If you’re someone with a large backyard, grass clippings and leaves are a perfect natural mulch, and will work particularly well if layered on the base of trees and bushes. These break down fast and add nutrients to the soil. If fresh, grass clippings should be applied in thin layers because they can start to rot when wet. Alternatively, they can be applied more thickly if they are first dried. There is a risk, though that that seeds from the grass (or weeds in it) start to germinate.
Compost is another favourite, as it breaks down faster than other organic mulch options, so would need to be replaced regularly. Compost is best used as a soil conditioner and can be used side-by-side with other organise composes, such as straw, shredded bark or wood chips.
Here are the steps to apply mulch to your garden:
To ensure success, take these few steps before laying mulch down:
- Remove weeds
- Moisten the soil thoroughly. Ensure that the water you apply is penetrating.

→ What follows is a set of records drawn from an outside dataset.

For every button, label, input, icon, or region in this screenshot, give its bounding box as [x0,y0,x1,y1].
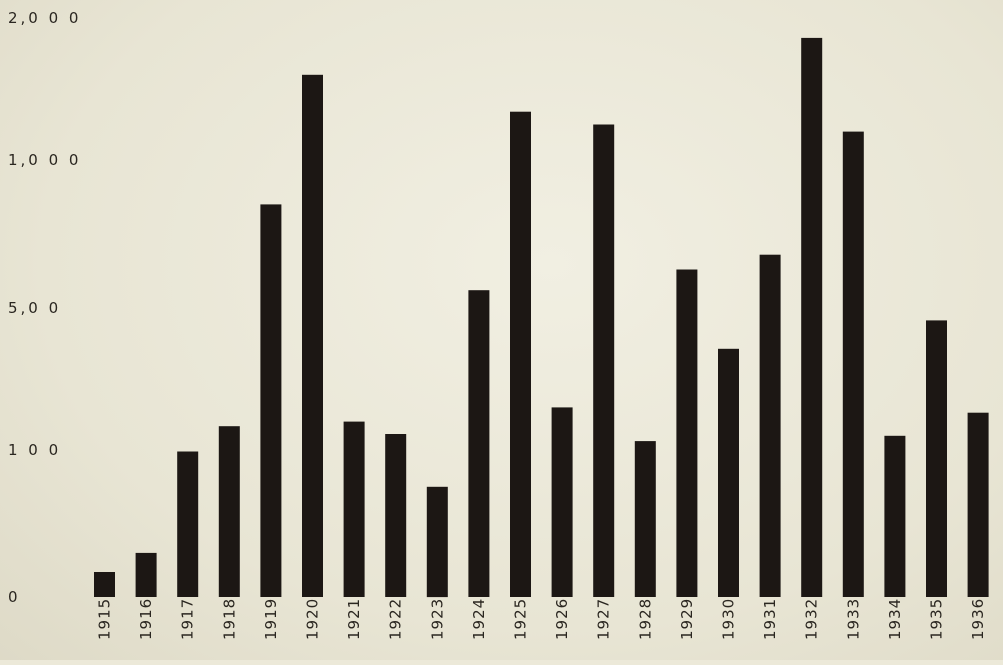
x-tick-label: 1931 [761,598,779,640]
x-tick-label: 1927 [595,598,613,640]
bar [510,111,531,597]
bar [177,451,199,597]
y-tick-label: 0 [8,588,21,606]
bar [967,412,989,597]
bar [385,434,407,597]
x-tick-label: 1915 [96,598,114,640]
x-tick-label: 1923 [428,598,446,640]
bar [260,204,282,597]
bar [426,486,448,598]
x-tick-label: 1920 [304,598,322,640]
x-tick-label: 1925 [512,598,530,640]
y-tick-label: 2,0 0 0 [8,9,81,27]
bar [94,572,115,597]
bars [94,37,989,598]
bar [759,254,781,597]
bar [468,290,490,597]
x-tick-label: 1918 [220,598,238,640]
bar [551,407,573,597]
x-tick-label: 1921 [345,598,363,640]
x-tick-label: 1922 [387,598,405,640]
bar [218,426,240,597]
bar [718,348,739,597]
x-tick-label: 1936 [969,598,987,640]
bar [135,552,157,597]
x-tick-label: 1935 [928,598,946,640]
x-tick-label: 1928 [636,598,654,640]
bar [634,441,656,597]
x-tick-label: 1934 [886,598,904,640]
x-tick-label: 1919 [262,598,280,640]
x-axis: 1915 1916 1917 1918 1919 1920 1921 1922 1923 1924… [96,598,988,640]
x-tick-label: 1926 [553,598,571,640]
x-tick-label: 1932 [803,598,821,640]
y-tick-label: 5,0 0 [8,299,61,317]
x-tick-label: 1924 [470,598,488,640]
bar [676,269,698,597]
bar [593,124,615,597]
x-tick-label: 1930 [720,598,738,640]
y-tick-label: 1,0 0 0 [8,151,81,169]
bar [343,421,365,597]
y-tick-label: 1 0 0 [8,441,61,459]
bar [302,74,323,598]
bar [926,320,947,597]
x-tick-label: 1916 [137,598,155,640]
bar [842,131,864,597]
x-tick-label: 1917 [179,598,197,640]
bar [801,37,823,597]
x-tick-label: 1929 [678,598,696,640]
y-axis: 0 1 0 0 5,0 0 1,0 0 0 2,0 0 0 [8,9,81,606]
bar [884,435,906,597]
x-tick-label: 1933 [844,598,862,640]
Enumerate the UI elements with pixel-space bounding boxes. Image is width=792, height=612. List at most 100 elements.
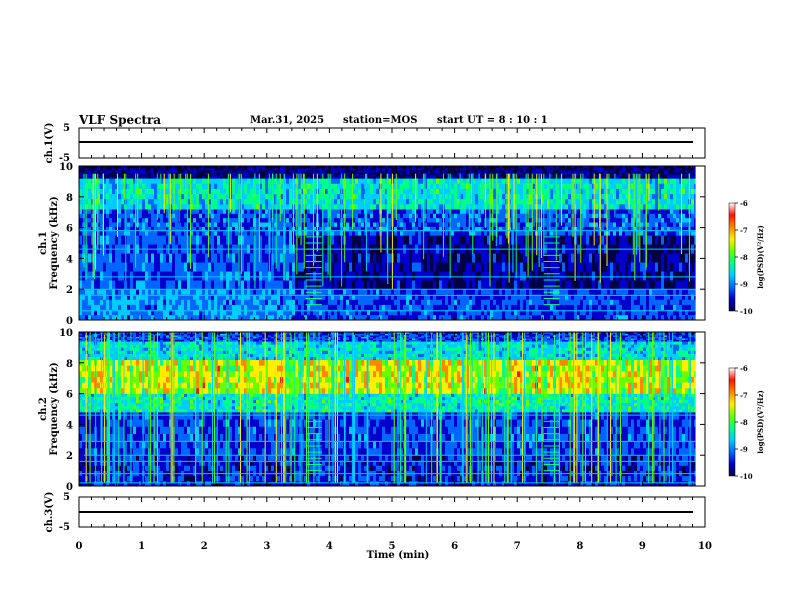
- ch1-spectrogram-cell: [376, 172, 380, 175]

- If water is running off the surface, fork through some compost to aid with the water retention.
- If you are planting into the soil, add some compost into the planting hole.
- Apply large particle-sized mulch thickly (6 – 8cm deep), keeping the area directly around plants clear.
- If you are using bark- or wood-based mulches, you might consider sprinkling some blood and bone over the soil. This extra nitrogen will compensate for any nitrogen being taken up by the gradual decomposition of the mulch.